Sunday, June 26, 2005

The Tumbler

050626-sk22

 

Our offices border on the rail yards and the industrial west side of Salt Lake. A perfect place for an Architect's office....er.... well, it does have panache and a sense of adventurous spirit to reclaim forgotten and discarded buildings and transform them into beautiful and stylish new neighborhoods. That is what skill and ability we bring to society isn't it?

One of our neighbors is a stone masons yard. This piece of equipment takes cut and rough pieces and tumbles them around in this steel cylinder. It gives a distressed and interesting look to stone and smoothes sharp and abrupt edges.

I wanted to approach this sketch differently. I've been reading two books on painting by Bob Wade and Charles Reid; two veteran watercolorists that are also great teachers. Bob Wade encourages to make value sketches of the subject before painting to get your seeing eye to understand what values you need to represent. He also suggests squinting your eyes to really begin to see values. He feels if you get the values right you are on the way to having a successful painting. Bad paintings happen when the values are off. Charles Reid suggests to mix color right on your paper and concentrate on representing the values and colors as "shapes". That is, visualizing color, light, and value change as shapes that tend to create a sort of collage on your page. I tried some of both and came up with this sketch. I used a purple/yellow complement (ultramarine blue + carmine red & yellow ochre) color scheme to create its own mood and quality. I really liked the shadow shape on the dirt pile on the right. I didn't follow everything they suggested but hey.. I'm trying to find my voice, aren't I.

A pitfall I think I fell into that Bob Wade discourages is creating a value that may be too dark and creates a hole on the page. I think the value (although lighter than what I saw) of the opening of the tumbler is too strong. It focuses me into that area too much and in effect creates a hole on the page.

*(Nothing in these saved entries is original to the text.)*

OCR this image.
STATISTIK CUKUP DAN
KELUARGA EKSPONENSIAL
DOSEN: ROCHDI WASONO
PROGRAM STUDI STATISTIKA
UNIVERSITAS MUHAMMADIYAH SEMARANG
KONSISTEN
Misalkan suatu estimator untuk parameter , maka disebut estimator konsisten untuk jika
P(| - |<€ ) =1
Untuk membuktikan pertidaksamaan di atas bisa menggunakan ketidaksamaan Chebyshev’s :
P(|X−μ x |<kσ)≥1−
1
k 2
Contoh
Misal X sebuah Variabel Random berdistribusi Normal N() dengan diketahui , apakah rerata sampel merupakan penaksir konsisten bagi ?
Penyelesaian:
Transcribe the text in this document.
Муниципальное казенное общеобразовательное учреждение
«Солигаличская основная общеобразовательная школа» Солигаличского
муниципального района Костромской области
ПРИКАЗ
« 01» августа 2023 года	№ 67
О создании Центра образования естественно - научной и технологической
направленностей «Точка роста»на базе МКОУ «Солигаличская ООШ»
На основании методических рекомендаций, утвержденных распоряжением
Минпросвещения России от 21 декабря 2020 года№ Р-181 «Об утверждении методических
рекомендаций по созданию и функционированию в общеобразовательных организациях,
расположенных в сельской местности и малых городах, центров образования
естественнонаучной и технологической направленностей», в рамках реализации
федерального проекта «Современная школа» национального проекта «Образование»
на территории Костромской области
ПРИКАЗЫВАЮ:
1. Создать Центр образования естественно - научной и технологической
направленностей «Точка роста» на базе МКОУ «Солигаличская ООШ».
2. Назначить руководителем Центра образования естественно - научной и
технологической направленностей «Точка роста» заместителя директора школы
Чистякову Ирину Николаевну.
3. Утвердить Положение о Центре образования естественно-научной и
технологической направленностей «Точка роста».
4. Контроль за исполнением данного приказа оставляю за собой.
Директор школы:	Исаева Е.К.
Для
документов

Using ink as a complement to watercolor is a nice combination and has always appealed to me. It also covers a multitude of sins as the ink adds to what the quick watercolor application can't. This sketch took 30 minutes from start to finish and falls under the limitations I've placed on myself when I sketch. I find if I limit my sketching time the more often I am likely to sketch. If I start churning out 2-3 hour or more sketches I'm less likely to sketch often. I hope I can find more time to sketch so my sketches can be more refined and then I can also do more larger and more time consuming paintings. A goal.....when children are older and work is less demanding; who knows.

2 comments:

Kathleen Pequignot said...

WOW, thanks for the insight about creating a "hole". Yes, I understand what you are saying about the spot in your drawing. Maybe it needs more shape, in that it appears flat and there isn't depth in the opening. I wouldn't know how to fix that personally, but it is so helpful to have it explained with reference to Mr. Wade's instruction. I really like the overall drawing. I wish I could create such a detailed piece in such a short amount of time. Industrial scenes are a goldmine for unique structures to capture with line and color.